What is growth?
Economic activity is the amount of buying and selling that goes on in a country over a particular period of time
GDP is the total value of output produced in an economy in a year
Economic growth is the percentage increase in GDP per year
Economic growth can be increased by increasing output by purchasing more resources or using existing resources more efficiently. Resources include:
• Land
• Labour
• Machinery
An investment is when a business spends money on improving the number or quality of their resources.
Physical capital investment - Spending on new assets such as factories or machinery which enable a firm to produce more output
Human capital investment - Spending on training and education which allows workers to be able to produce more output in the future
The government can contribute in economic growth by encouraging investments through reducing taxes on profits and providing grants. The government can also improve the resources that it owns, allowing firms the ability to produce more such as improving transport infrastructure. Infrastructure is a major limiting aspect of economic growth in LEDCs.

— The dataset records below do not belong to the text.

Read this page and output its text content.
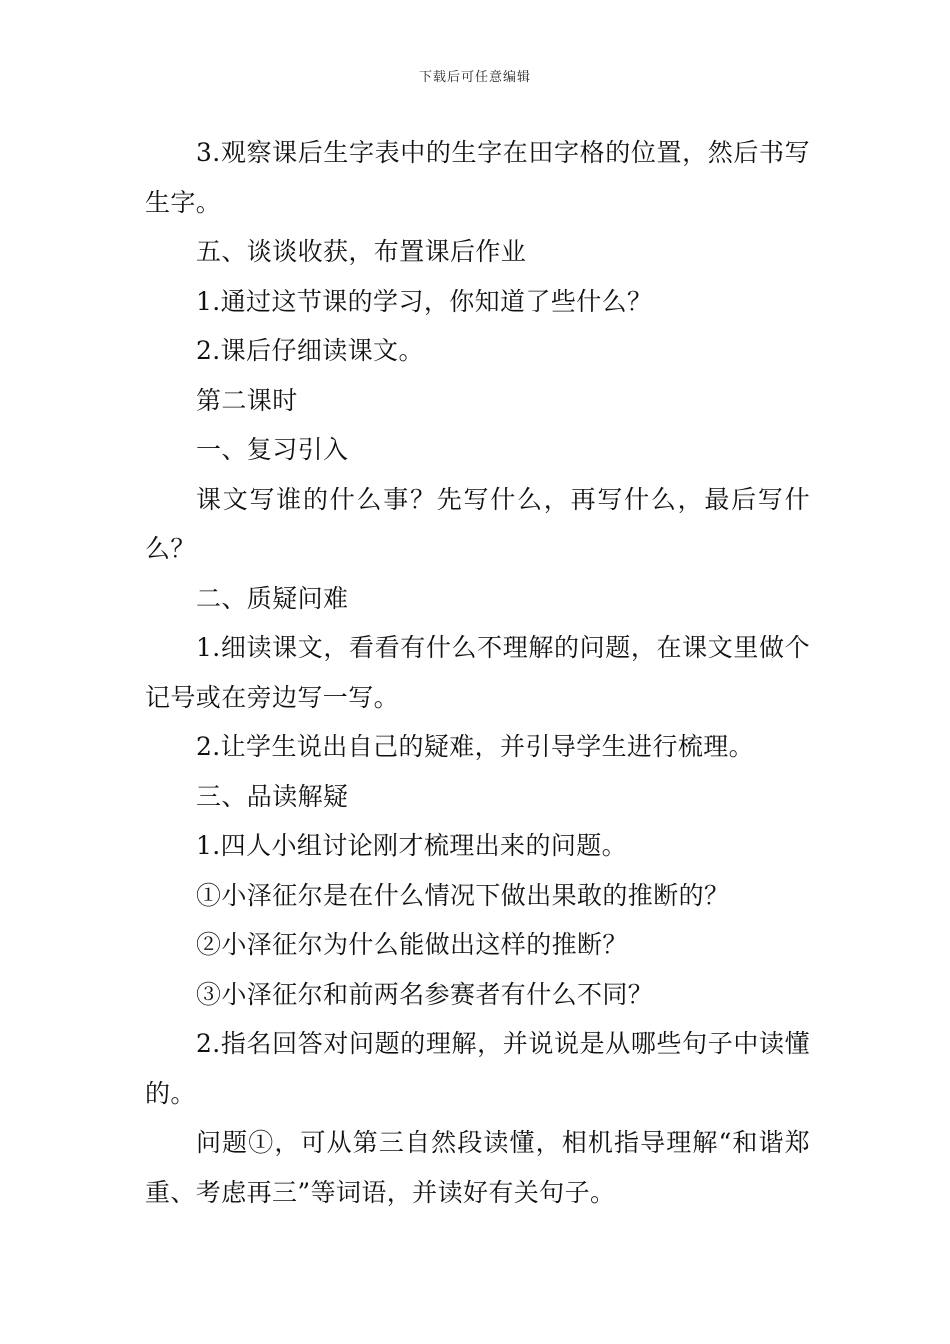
下载后可任意编辑

3.观察课后生字表中的生字在田字格的位置，然后书写生字。

五、谈谈收获，布置课后作业

1.通过这节课的学习，你知道了些什么？

2.课后仔细读课文。

第二课时

一、复习引入

课文写谁的什么事？先写什么，再写什么，最后写什么？

二、质疑问难

1.细读课文，看看有什么不理解的问题，在课文里做个记号或在旁边写一写。

2.让学生说出自己的疑难，并引导学生进行梳理。

三、品读解疑

1.四人小组讨论刚才梳理出来的问题。

①小泽征尔是在什么情况下做出果敢的推断的？

②小泽征尔为什么能做出这样的推断？

③小泽征尔和前两名参赛者有什么不同？

2.指名回答对问题的理解，并说说是从哪些句子中读懂的。

问题①，可从第三自然段读懂，相机指导理解“和谐郑重、考虑再三”等词语，并读好有关句子。
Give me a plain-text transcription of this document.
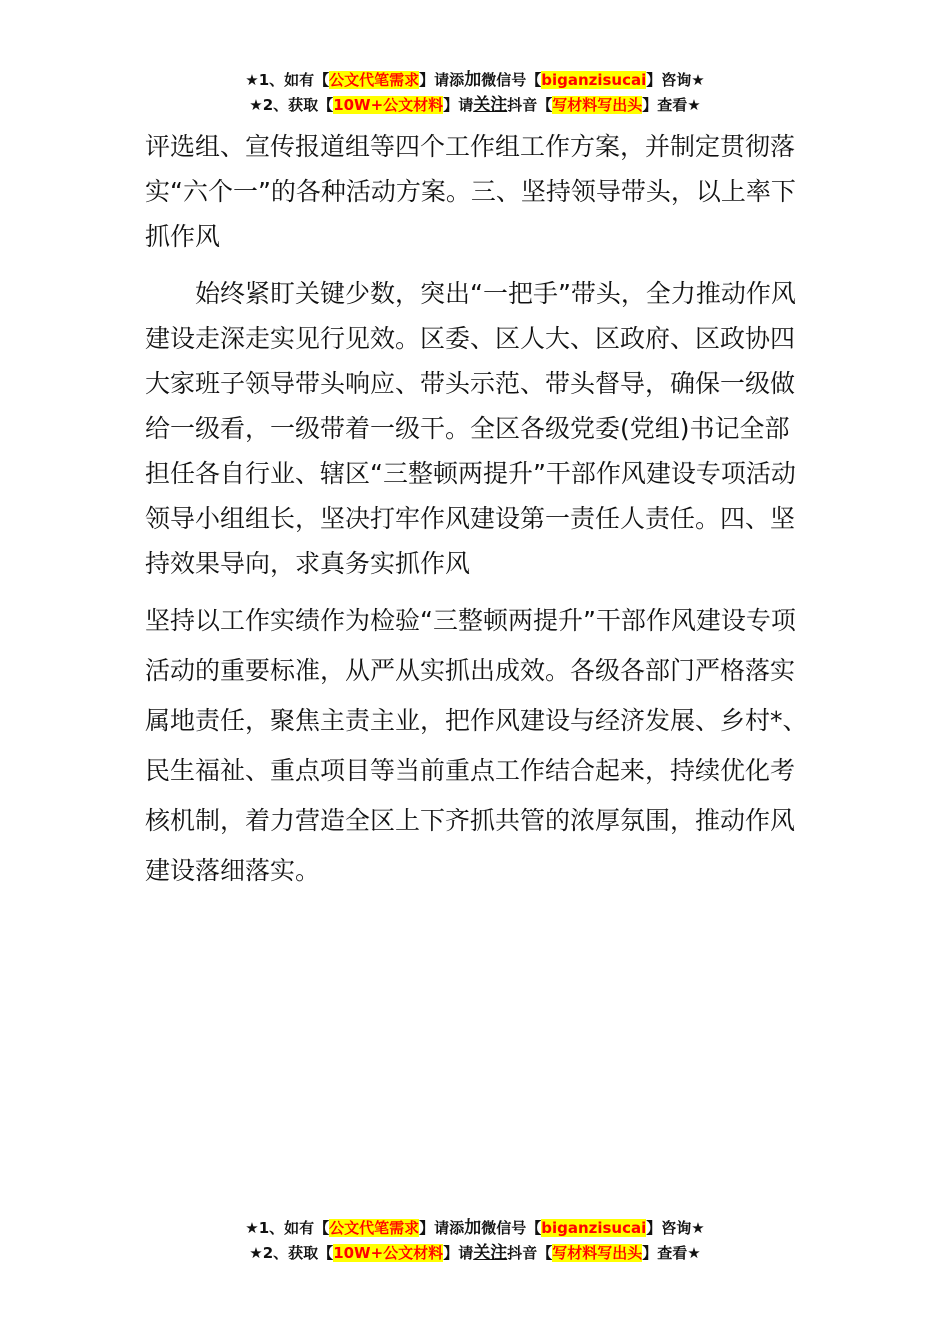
★1、如有【公文代笔需求】请添加微信号【biganzisucai】咨询★
★2、获取【10W+公文材料】请关注抖音【写材料写出头】查看★

评选组、宣传报道组等四个工作组工作方案，并制定贯彻落实“六个一”的各种活动方案。三、坚持领导带头，以上率下抓作风

始终紧盯关键少数，突出“一把手”带头，全力推动作风建设走深走实见行见效。区委、区人大、区政府、区政协四大家班子领导带头响应、带头示范、带头督导，确保一级做给一级看，一级带着一级干。全区各级党委(党组)书记全部担任各自行业、辖区“三整顿两提升”干部作风建设专项活动领导小组组长，坚决打牢作风建设第一责任人责任。四、坚持效果导向，求真务实抓作风

坚持以工作实绩作为检验“三整顿两提升”干部作风建设专项活动的重要标准，从严从实抓出成效。各级各部门严格落实属地责任，聚焦主责主业，把作风建设与经济发展、乡村*、民生福祉、重点项目等当前重点工作结合起来，持续优化考核机制，着力营造全区上下齐抓共管的浓厚氛围，推动作风建设落细落实。

★1、如有【公文代笔需求】请添加微信号【biganzisucai】咨询★
★2、获取【10W+公文材料】请关注抖音【写材料写出头】查看★
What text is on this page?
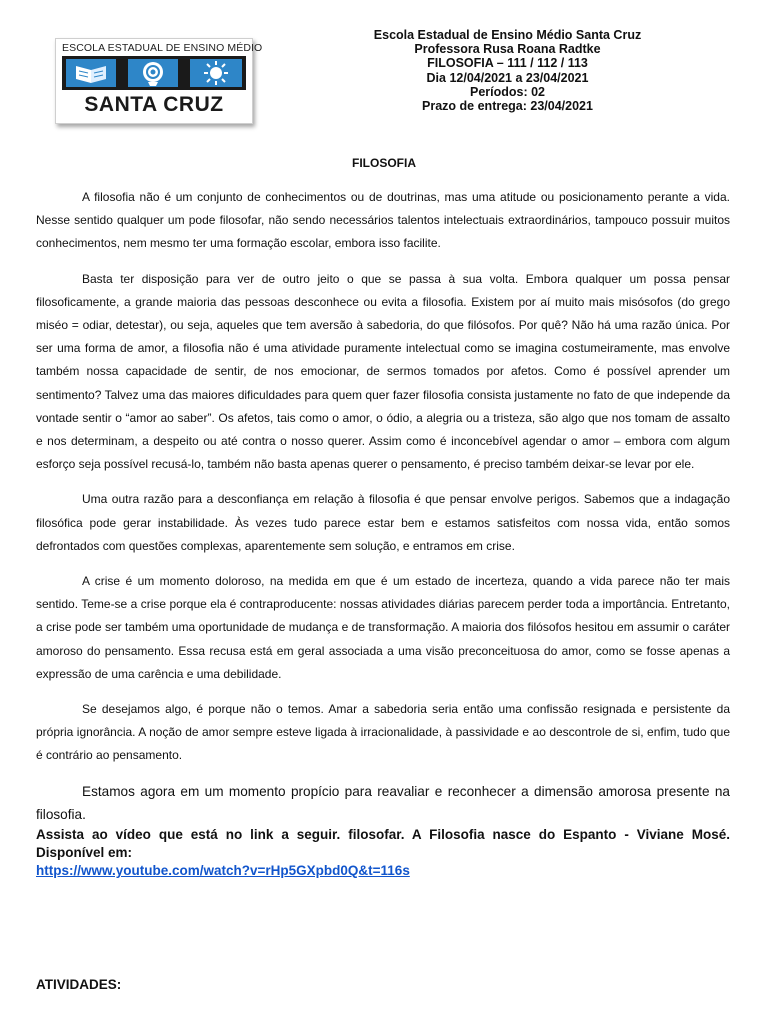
ESCOLA ESTADUAL DE ENSINO MÉDIO
SANTA CRUZ
Escola Estadual de Ensino Médio Santa Cruz
Professora Rusa Roana Radtke
FILOSOFIA – 111 / 112 / 113
Dia 12/04/2021 a 23/04/2021
Períodos: 02
Prazo de entrega: 23/04/2021
FILOSOFIA

A filosofia não é um conjunto de conhecimentos ou de doutrinas, mas uma atitude ou posicionamento perante a vida. Nesse sentido qualquer um pode filosofar, não sendo necessários talentos intelectuais extraordinários, tampouco possuir muitos conhecimentos, nem mesmo ter uma formação escolar, embora isso facilite.

Basta ter disposição para ver de outro jeito o que se passa à sua volta. Embora qualquer um possa pensar filosoficamente, a grande maioria das pessoas desconhece ou evita a filosofia. Existem por aí muito mais misósofos (do grego miséo = odiar, detestar), ou seja, aqueles que tem aversão à sabedoria, do que filósofos. Por quê? Não há uma razão única. Por ser uma forma de amor, a filosofia não é uma atividade puramente intelectual como se imagina costumeiramente, mas envolve também nossa capacidade de sentir, de nos emocionar, de sermos tomados por afetos. Como é possível aprender um sentimento? Talvez uma das maiores dificuldades para quem quer fazer filosofia consista justamente no fato de que independe da vontade sentir o “amor ao saber”. Os afetos, tais como o amor, o ódio, a alegria ou a tristeza, são algo que nos tomam de assalto e nos determinam, a despeito ou até contra o nosso querer. Assim como é inconcebível agendar o amor – embora com algum esforço seja possível recusá-lo, também não basta apenas querer o pensamento, é preciso também deixar-se levar por ele.

Uma outra razão para a desconfiança em relação à filosofia é que pensar envolve perigos. Sabemos que a indagação filosófica pode gerar instabilidade. Às vezes tudo parece estar bem e estamos satisfeitos com nossa vida, então somos defrontados com questões complexas, aparentemente sem solução, e entramos em crise.

A crise é um momento doloroso, na medida em que é um estado de incerteza, quando a vida parece não ter mais sentido. Teme-se a crise porque ela é contraproducente: nossas atividades diárias parecem perder toda a importância. Entretanto, a crise pode ser também uma oportunidade de mudança e de transformação. A maioria dos filósofos hesitou em assumir o caráter amoroso do pensamento. Essa recusa está em geral associada a uma visão preconceituosa do amor, como se fosse apenas a expressão de uma carência e uma debilidade.

Se desejamos algo, é porque não o temos. Amar a sabedoria seria então uma confissão resignada e persistente da própria ignorância. A noção de amor sempre esteve ligada à irracionalidade, à passividade e ao descontrole de si, enfim, tudo que é contrário ao pensamento.

Estamos agora em um momento propício para reavaliar e reconhecer a dimensão amorosa presente na filosofia.

Assista ao vídeo que está no link a seguir. filosofar. A Filosofia nasce do Espanto - Viviane Mosé. Disponível em:
https://www.youtube.com/watch?v=rHp5GXpbd0Q&t=116s
ATIVIDADES:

Does growth increase the standard of living?
Standard of living is the amount of goods and services a person can buy with their income in a year.

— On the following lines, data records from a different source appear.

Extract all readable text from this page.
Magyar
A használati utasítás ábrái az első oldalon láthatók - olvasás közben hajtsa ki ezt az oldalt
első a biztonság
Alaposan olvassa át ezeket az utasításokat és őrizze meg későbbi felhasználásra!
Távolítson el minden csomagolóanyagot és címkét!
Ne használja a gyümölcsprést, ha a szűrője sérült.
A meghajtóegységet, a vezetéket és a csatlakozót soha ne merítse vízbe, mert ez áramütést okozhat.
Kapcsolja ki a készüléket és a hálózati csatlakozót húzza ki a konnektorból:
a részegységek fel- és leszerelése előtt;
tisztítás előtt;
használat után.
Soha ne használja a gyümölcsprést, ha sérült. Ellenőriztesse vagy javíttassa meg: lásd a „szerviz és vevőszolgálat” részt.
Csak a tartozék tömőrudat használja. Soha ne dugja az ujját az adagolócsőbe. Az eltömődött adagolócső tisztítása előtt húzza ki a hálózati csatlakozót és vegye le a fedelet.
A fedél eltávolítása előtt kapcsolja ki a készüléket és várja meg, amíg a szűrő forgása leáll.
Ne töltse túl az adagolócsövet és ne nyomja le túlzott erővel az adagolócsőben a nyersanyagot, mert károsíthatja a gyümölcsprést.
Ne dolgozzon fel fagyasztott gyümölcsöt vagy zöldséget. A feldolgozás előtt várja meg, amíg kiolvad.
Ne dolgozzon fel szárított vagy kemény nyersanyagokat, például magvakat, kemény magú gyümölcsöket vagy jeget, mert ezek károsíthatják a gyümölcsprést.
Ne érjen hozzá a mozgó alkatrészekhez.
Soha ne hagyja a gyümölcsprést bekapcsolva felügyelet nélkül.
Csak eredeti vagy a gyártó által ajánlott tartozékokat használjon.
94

Economic growth > GDP rises > Average standard of living rises
GDP per capita is the value of output produced by a country in a year divided by the population of that country.
Problems using GDP:
• Distorted GDP when population of the country is small
• GDP assumes that everybody in a country is equal
Income inequality is where there is a difference in income between different groups of people within a country
Alternative to GDP:
• Quality of life- An individual’s overall sense of wellbeing. It can be measured by health, education or the amount of goods and services a person buys
• Infant mortality rates- The percentage of those who do not survive past their fifth birthday
• Life expectancy- Average age which people are expected to live up to
• Literacy rates- Percentage of adults who are able to read and write
Can growth be bad?
Negative externalities:
• Congestion
• Non-Renewable resources being wasted
• Waste
• Pollution
Can growth be sustainable?
Sustainable economic growth - An increase in GDP which minimises negative externalities faced by future generations
Renewable resources - Resources that are not limited in supply and are naturally replaced in the environment (such as solar)

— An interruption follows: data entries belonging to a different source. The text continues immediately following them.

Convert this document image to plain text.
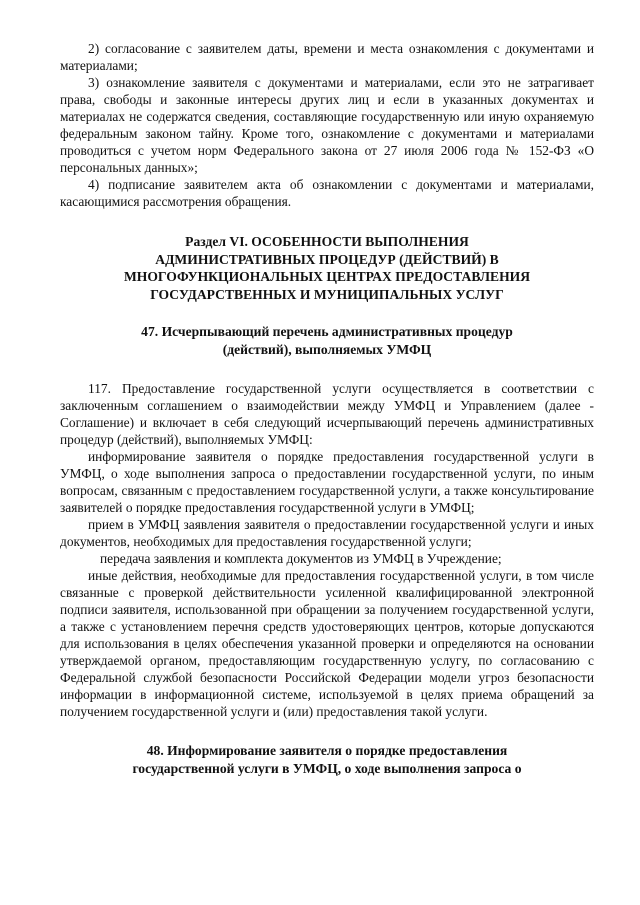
2) согласование с заявителем даты, времени и места ознакомления с документами и материалами;

3) ознакомление заявителя с документами и материалами, если это не затрагивает права, свободы и законные интересы других лиц и если в указанных документах и материалах не содержатся сведения, составляющие государственную или иную охраняемую федеральным законом тайну. Кроме того, ознакомление с документами и материалами проводиться с учетом норм Федерального закона от 27 июля 2006 года № 152-ФЗ «О персональных данных»;

4) подписание заявителем акта об ознакомлении с документами и материалами, касающимися рассмотрения обращения.

Раздел VI. ОСОБЕННОСТИ ВЫПОЛНЕНИЯ
АДМИНИСТРАТИВНЫХ ПРОЦЕДУР (ДЕЙСТВИЙ) В
МНОГОФУНКЦИОНАЛЬНЫХ ЦЕНТРАХ ПРЕДОСТАВЛЕНИЯ
ГОСУДАРСТВЕННЫХ И МУНИЦИПАЛЬНЫХ УСЛУГ
47. Исчерпывающий перечень административных процедур
(действий), выполняемых УМФЦ

117. Предоставление государственной услуги осуществляется в соответствии с заключенным соглашением о взаимодействии между УМФЦ и Управлением (далее - Соглашение) и включает в себя следующий исчерпывающий перечень административных процедур (действий), выполняемых УМФЦ:

информирование заявителя о порядке предоставления государственной услуги в УМФЦ, о ходе выполнения запроса о предоставлении государственной услуги, по иным вопросам, связанным с предоставлением государственной услуги, а также консультирование заявителей о порядке предоставления государственной услуги в УМФЦ;

прием в УМФЦ заявления заявителя о предоставлении государственной услуги и иных документов, необходимых для предоставления государственной услуги;

передача заявления и комплекта документов из УМФЦ в Учреждение;

иные действия, необходимые для предоставления государственной услуги, в том числе связанные с проверкой действительности усиленной квалифицированной электронной подписи заявителя, использованной при обращении за получением государственной услуги, а также с установлением перечня средств удостоверяющих центров, которые допускаются для использования в целях обеспечения указанной проверки и определяются на основании утверждаемой органом, предоставляющим государственную услугу, по согласованию с Федеральной службой безопасности Российской Федерации модели угроз безопасности информации в информационной системе, используемой в целях приема обращений за получением государственной услуги и (или) предоставления такой услуги.

48. Информирование заявителя о порядке предоставления
государственной услуги в УМФЦ, о ходе выполнения запроса о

Energy from Renewable resources are generally more expensive
A CSR report is expected by businesses. Arguably businesses treat their shareholders better in an attempt to add value and charge more for their products (Green wash).
Ethical responsibility - Where a business takes a moral stand point and ensure that its behaviour does not impact stakeholders in a negative way
What can the Government do?
What the government can do to change behaviour:
• Taxes (price of product rises, demand goes down)
• Subsidies (price of product goes down, demand goes up)
• Legislation (laws passed by the government. Legislation can cause the restriction or ban of production of something considered ‘bad’. Those who break the rules are punished)
• Regulation (A set of rules imposed to govern the way something is carried out)
Internalising an externality - Turning an unconsidered external cost into a considered private cost which is paid in money. Example includes making the driver of a heavily polluting vehicle pay more tax.
If a business’s costs increase they can pass the cost increase to the consumer or try and increase efficiency by cutting costs elsewhere.